Кабатчиков и сходу напустился на меня, почему мы неправильно организовали
противотанковую оборону. «Пушки у вас даже на Восток смотрят», – сказал
Кабатчиков. Я ответил, что по системе огневого взаимодействия и исходя из
местности так должно быть. «Опять ты начинаешь меня учить», – ответил
Кабатчиков, – «думаешь, я в этом не разбираюсь?» Что я мог ответить?
«Разбираетесь отменно, товарищ генерал, но вы не были на этой местности, где расставлены
орудия. Если бы побывали на месте, возможно, изменили бы свое мнение».
«Посмотри у Ревенко и Радченко как расставлены орудия и
... мне их схемы». Ревенко и Радченко были начальниками штабов артиллерии
соседних корпусов. Посмотрев на схему, я мимоходом бросил реплику: «Нарисовано
красиво, но вот у них получается, что в болоте стоят пушки. Не думаю, что
немецкие танки пойдут сюда на самопотопление». Кабатчиков посмотрел еще раз на
их схемы и приказал полковнику Мегератому, чтобы вызвал Радченко и Ревенко.
Пока их вызывали, я использовал немного времени в крытой своей машине, чтобы
отдохнуть.
Прибыли мои коллеги и, заметив мою машину, сразу
высказали неодобрение в мой адрес: «Это, наверное, Пискунов что-нибудь
Кабатчикову сморозил, чтобы нас вызвали», – сказал Ревенко, – «ему (то есть
мне) видать одному здесь показалось скучновато». Я вылез из машины и ответил на
их разговор.
«Вы будете спать, а я должен один отдуваться. Вот теперь
будем вместе отстаивать наши концепции в организации противотанковой обороны.
Один я без вашей поддержки сделать бы ничего не мог. Ну ладно, ребята, хватит
шутить. Пойдемте на исповедь к В.В. Кабатчикову». На беседе каждый из нас
доказывал свою правоту. Однако к единому мнению мы так и не пришли и получили
указание впредь делать все согласно распоряжения штаба артиллерии армии.

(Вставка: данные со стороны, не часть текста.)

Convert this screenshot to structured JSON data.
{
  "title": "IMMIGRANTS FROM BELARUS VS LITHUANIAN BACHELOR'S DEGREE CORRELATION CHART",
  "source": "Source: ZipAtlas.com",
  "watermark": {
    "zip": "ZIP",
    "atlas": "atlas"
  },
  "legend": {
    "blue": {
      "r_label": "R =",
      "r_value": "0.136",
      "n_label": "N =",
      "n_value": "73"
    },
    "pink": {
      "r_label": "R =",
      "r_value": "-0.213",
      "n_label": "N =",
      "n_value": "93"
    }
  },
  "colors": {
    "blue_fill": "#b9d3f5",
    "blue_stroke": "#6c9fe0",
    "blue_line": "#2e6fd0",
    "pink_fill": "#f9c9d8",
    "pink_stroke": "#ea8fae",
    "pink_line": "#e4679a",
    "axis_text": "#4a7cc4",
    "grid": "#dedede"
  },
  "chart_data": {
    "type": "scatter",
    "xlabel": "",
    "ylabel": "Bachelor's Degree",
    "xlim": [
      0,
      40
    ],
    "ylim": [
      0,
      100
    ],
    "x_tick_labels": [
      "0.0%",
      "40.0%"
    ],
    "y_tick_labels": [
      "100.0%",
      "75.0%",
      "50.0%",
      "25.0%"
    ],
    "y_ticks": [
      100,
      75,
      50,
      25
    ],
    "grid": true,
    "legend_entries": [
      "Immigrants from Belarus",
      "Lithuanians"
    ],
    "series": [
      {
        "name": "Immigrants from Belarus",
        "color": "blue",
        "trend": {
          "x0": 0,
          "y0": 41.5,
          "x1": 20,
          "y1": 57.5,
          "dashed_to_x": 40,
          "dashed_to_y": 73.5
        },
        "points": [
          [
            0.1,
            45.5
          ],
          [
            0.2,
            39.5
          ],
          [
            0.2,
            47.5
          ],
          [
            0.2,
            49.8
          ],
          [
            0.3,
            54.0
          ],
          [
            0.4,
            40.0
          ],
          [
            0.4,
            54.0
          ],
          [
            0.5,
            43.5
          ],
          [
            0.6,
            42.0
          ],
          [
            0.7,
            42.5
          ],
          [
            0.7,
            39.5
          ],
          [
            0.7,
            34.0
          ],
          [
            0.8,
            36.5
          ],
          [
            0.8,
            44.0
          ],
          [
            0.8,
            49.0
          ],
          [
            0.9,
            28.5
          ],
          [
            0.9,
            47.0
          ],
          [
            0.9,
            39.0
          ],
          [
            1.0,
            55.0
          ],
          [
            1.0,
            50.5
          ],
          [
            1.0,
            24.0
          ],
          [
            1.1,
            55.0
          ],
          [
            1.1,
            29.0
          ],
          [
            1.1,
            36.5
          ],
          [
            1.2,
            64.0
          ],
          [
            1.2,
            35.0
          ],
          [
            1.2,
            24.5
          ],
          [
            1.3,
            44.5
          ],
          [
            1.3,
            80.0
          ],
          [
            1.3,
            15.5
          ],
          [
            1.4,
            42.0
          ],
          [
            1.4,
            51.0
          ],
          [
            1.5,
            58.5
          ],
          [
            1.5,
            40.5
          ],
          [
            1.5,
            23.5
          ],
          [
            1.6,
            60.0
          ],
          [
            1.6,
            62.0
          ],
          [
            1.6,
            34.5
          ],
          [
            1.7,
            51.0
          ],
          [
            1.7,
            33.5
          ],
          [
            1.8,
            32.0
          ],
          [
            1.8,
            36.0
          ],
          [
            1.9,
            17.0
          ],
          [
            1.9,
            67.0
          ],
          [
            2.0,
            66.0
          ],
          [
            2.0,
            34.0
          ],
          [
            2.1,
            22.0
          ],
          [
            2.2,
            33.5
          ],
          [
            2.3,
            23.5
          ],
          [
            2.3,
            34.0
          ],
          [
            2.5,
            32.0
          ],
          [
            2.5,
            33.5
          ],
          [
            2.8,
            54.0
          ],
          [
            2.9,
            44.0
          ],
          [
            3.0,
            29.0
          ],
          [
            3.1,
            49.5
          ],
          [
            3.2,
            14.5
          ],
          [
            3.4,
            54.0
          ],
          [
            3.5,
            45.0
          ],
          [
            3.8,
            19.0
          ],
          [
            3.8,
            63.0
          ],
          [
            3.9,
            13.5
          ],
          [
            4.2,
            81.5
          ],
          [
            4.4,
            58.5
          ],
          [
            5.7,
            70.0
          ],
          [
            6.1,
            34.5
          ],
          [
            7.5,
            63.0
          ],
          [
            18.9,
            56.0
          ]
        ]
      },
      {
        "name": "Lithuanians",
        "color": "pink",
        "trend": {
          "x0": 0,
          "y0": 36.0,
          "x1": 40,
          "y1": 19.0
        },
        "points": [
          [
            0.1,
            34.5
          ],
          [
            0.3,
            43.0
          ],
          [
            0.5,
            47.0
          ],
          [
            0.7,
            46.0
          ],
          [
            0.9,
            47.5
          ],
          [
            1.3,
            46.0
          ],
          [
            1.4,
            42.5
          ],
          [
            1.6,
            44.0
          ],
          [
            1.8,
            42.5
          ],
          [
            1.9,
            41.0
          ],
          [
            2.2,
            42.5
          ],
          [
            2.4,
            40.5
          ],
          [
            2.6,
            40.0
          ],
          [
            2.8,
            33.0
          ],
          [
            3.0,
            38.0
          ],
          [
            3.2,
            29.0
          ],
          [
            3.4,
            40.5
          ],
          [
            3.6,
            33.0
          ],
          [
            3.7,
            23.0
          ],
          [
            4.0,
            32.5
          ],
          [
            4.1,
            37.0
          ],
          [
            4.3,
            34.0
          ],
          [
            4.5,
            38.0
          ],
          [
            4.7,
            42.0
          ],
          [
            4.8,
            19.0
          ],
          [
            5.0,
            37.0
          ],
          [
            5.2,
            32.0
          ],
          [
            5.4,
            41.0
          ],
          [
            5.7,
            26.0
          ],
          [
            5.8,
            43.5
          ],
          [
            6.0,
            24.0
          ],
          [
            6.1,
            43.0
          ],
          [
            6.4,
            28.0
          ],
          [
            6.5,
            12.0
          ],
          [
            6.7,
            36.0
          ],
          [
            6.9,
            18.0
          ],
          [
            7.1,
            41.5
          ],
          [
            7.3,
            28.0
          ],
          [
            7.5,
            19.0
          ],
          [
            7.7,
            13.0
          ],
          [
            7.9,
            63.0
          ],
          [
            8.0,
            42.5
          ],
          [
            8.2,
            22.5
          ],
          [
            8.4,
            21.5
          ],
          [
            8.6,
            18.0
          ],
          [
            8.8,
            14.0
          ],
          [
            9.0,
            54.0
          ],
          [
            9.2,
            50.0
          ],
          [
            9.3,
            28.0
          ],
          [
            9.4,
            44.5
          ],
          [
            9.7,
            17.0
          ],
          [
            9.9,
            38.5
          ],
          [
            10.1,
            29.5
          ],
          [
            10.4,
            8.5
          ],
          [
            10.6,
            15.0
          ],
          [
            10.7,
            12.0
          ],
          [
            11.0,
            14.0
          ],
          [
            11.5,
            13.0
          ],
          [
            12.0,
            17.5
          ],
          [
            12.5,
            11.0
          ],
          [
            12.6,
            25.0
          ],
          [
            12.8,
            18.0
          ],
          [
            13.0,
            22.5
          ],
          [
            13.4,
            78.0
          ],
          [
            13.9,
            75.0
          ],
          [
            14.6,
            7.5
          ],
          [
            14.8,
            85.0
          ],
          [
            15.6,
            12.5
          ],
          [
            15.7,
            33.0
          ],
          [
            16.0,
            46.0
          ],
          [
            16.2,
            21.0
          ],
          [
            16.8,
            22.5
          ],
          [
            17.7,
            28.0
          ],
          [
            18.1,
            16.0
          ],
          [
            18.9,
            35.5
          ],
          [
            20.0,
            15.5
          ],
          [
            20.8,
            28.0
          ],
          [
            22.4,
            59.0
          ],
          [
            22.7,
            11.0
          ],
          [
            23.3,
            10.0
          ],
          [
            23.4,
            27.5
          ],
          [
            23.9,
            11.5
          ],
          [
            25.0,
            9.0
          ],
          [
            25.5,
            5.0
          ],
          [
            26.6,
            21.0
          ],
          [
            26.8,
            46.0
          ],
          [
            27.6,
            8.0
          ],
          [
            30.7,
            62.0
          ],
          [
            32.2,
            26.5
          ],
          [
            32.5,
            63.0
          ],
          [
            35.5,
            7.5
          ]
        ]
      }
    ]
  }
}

В конце совещания командующий предложил ознакомиться с
планом описания ПТОПов. План должен служить приложением к карте или схеме
противотанковой обороны. Обычно, когда начинаются оборонительные бои, как их
называли, местного значения, штабы начинают выдумывать различные дополнительные
формы и донесения.
Такую «новую» форму и нам предложили. Правда, на этот раз
внедрить ее нам не пришлось. Когда дело рассмотрения формы подходило к концу, я
попросил разрешение у генерала высказать свои предложения или замечания. «Ну
что у тебя там, Пискунов?» – ответил генерал.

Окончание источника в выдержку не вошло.